Teachers are likely illegally carrying after Uvalde and Parkland: it’s time to legalize it

Damian Dovarganes

It happened again. A lunatic broke into a private Christian school in Nashville, TN and took the lives of three innocent 9-year-old children and three adults. Nashville police released surveillance and bodycam footage and we can see how easily the attacker shot through the glass doors, walked in, and took her own sweet time to find innocents to kill. There is no excuse for this behavior, regardless of what the attacker may have been going through, even though the cesspool that is social media has revealed enough idiots who are justifying or rationalizing the attack.


The rampage ended – as expected – when good guys with guns came in and shot her. Unfortunately, the incident lasted about 14 minutes from start to finish, and that was enough time to end six innocent lives. Press reports say that the principal charged at the shooter unarmed in a futile attempt to stop her. The principal had tremendous courage and presence of mind, far more than Officer Scot Peterson at Parkland, or the police who made poor decisions and stood down at Uvalde.

We have seen this courage before. Football coach Aaron Feis at Marjorie Stoneman Douglas High School used his body to shield his students during the 2018 Parkland attack.

Courage, unfortunately, is not enough to stop evil. It takes the means to do so. And when an evildoer brings a gun, more often than not it takes a gun to stop that person. In Nashville, cops had the courage and brought guns with them and stopped the shooter within seconds of making contact. At the Greenwood Mall in Indiana, or White Settlement or Sutherland Springs in Texas, it was ordinary people with courage and guns who stopped attackers.

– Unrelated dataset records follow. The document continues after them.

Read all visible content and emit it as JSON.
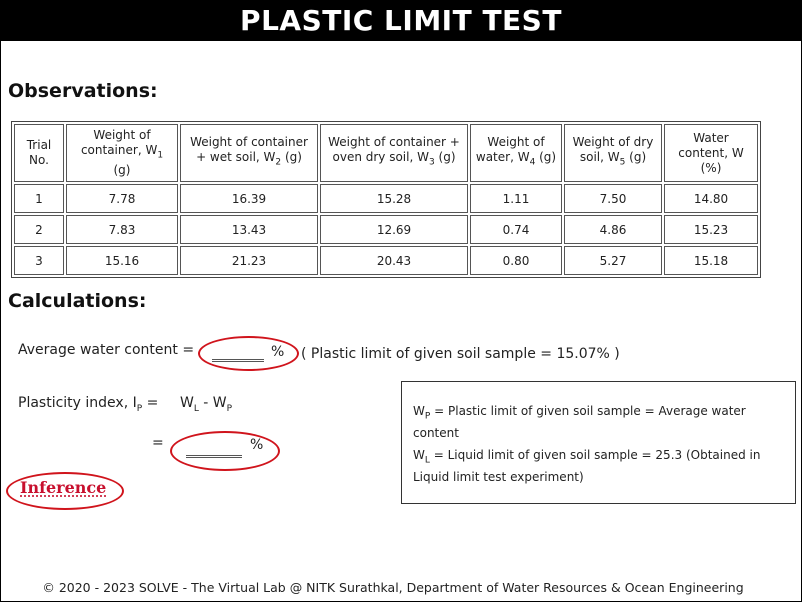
{
  "title": "PLASTIC LIMIT TEST",
  "observations": {
    "heading": "Observations:",
    "headers": [
      [
        "Trial No."
      ],
      [
        "Weight of container, W",
        "1",
        " (g)"
      ],
      [
        "Weight of container + wet soil, W",
        "2",
        " (g)"
      ],
      [
        "Weight of container + oven dry soil, W",
        "3",
        " (g)"
      ],
      [
        "Weight of water, W",
        "4",
        " (g)"
      ],
      [
        "Weight of dry soil, W",
        "5",
        " (g)"
      ],
      [
        "Water content, W (%)"
      ]
    ],
    "rows": [
      [
        "1",
        "7.78",
        "16.39",
        "15.28",
        "1.11",
        "7.50",
        "14.80"
      ],
      [
        "2",
        "7.83",
        "13.43",
        "12.69",
        "0.74",
        "4.86",
        "15.23"
      ],
      [
        "3",
        "15.16",
        "21.23",
        "20.43",
        "0.80",
        "5.27",
        "15.18"
      ]
    ]
  },
  "calculations": {
    "heading": "Calculations:",
    "avg_label": "Average water content =",
    "avg_unit": "%",
    "avg_note": "( Plastic limit of given soil sample = 15.07% )",
    "pi_label": "Plasticity index, I",
    "pi_label_sub": "P",
    "pi_eq": "=",
    "pi_formula_a": "W",
    "pi_formula_a_sub": "L",
    "pi_formula_mid": " - W",
    "pi_formula_b_sub": "P",
    "pi_eq2": "=",
    "pi_unit": "%",
    "inference": "Inference"
  },
  "info": {
    "wp_symbol": "W",
    "wp_sub": "P",
    "wp_text": " = Plastic limit of given soil sample = Average water content",
    "wl_symbol": "W",
    "wl_sub": "L",
    "wl_text": " = Liquid limit of given soil sample = 25.3 (Obtained in Liquid limit test experiment)"
  },
  "footer": "© 2020 - 2023 SOLVE - The Virtual Lab @ NITK Surathkal, Department of Water Resources & Ocean Engineering",
  "colors": {
    "accent_red": "#d0141c",
    "title_bg": "#000000"
  }
}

The principal or the other slain adult victims would have had a chance if they had been armed. The sad tidbit about the Parkland attack is that Football Coach Aaron Feis himself had a carry permit, but was not allowed to carry his weapon on school property, so he was disarmed by law. That has since been rectified by changes to Florida law, but school districts can still refuse to allow armed teachers and staff.


Nationally, the story is different. There are lots of states in which teachers and staff are disarmed by the force of law. That doesn’t mean that teachers are not carrying illegally; the police response at Parkland and Uvalde has already incentivized teachers to break the law.

There are over 3 million teachers working in over 90,000 government schools around the country. Let’s say that only 0.25% of those teachers, or 1 out of every 400 teachers, are carrying illegally. That’s a whopping 7,500 teachers who are illegally carrying around the country. You can adjust the input variables and come up with your own back-of-the-envelope guesses on how many teachers are breaking the law in defense of their own lives and that of their students. At 0.1%, you get 3,000 teachers. At 1%, you get 30,000 teachers.

These teachers are not bad people. They are peaceable individuals who, like all of us, have been watching the news and seeing the evil in the world and the inability of law enforcement to stop it. Their behavior isn’t a function of malevolence; rather, it’s one grounded in love and valuing life, and they’re taking  serious professional and personal risks in doing so.

It’s high time our legislators at the local, state, and federal level play catch-up and legalize – not decriminalize, but fully legalize – arming schoolteachers and staff. Of course, no one should be forced to be armed against their will. That is just as evil as forcing someone to be unarmed when they are able and willing. There are ways to do it right. The FASTER program in Colorado and Ohio offers a great example. 


At the federal level, Congressman Thomas Massie (R, KY-04) is sponsoring a bill to repeal the Gun-Free School Zones Act of 1990. He’s taking heat for it, but his courage is admirable in the face of the lunacy of repeating the same mistakes over and over again in a country with 450 million guns

Private schools have different rules in different states, but they should make note and start working on arming their teachers and staff if they’re willing and able to do so and get the training involved. 

Nothing can undo what happened in Nashville, but future attacks like those in Parkland, Uvalde, and Nashville can be stopped or mitigated quickly by allowing teachers to be armed.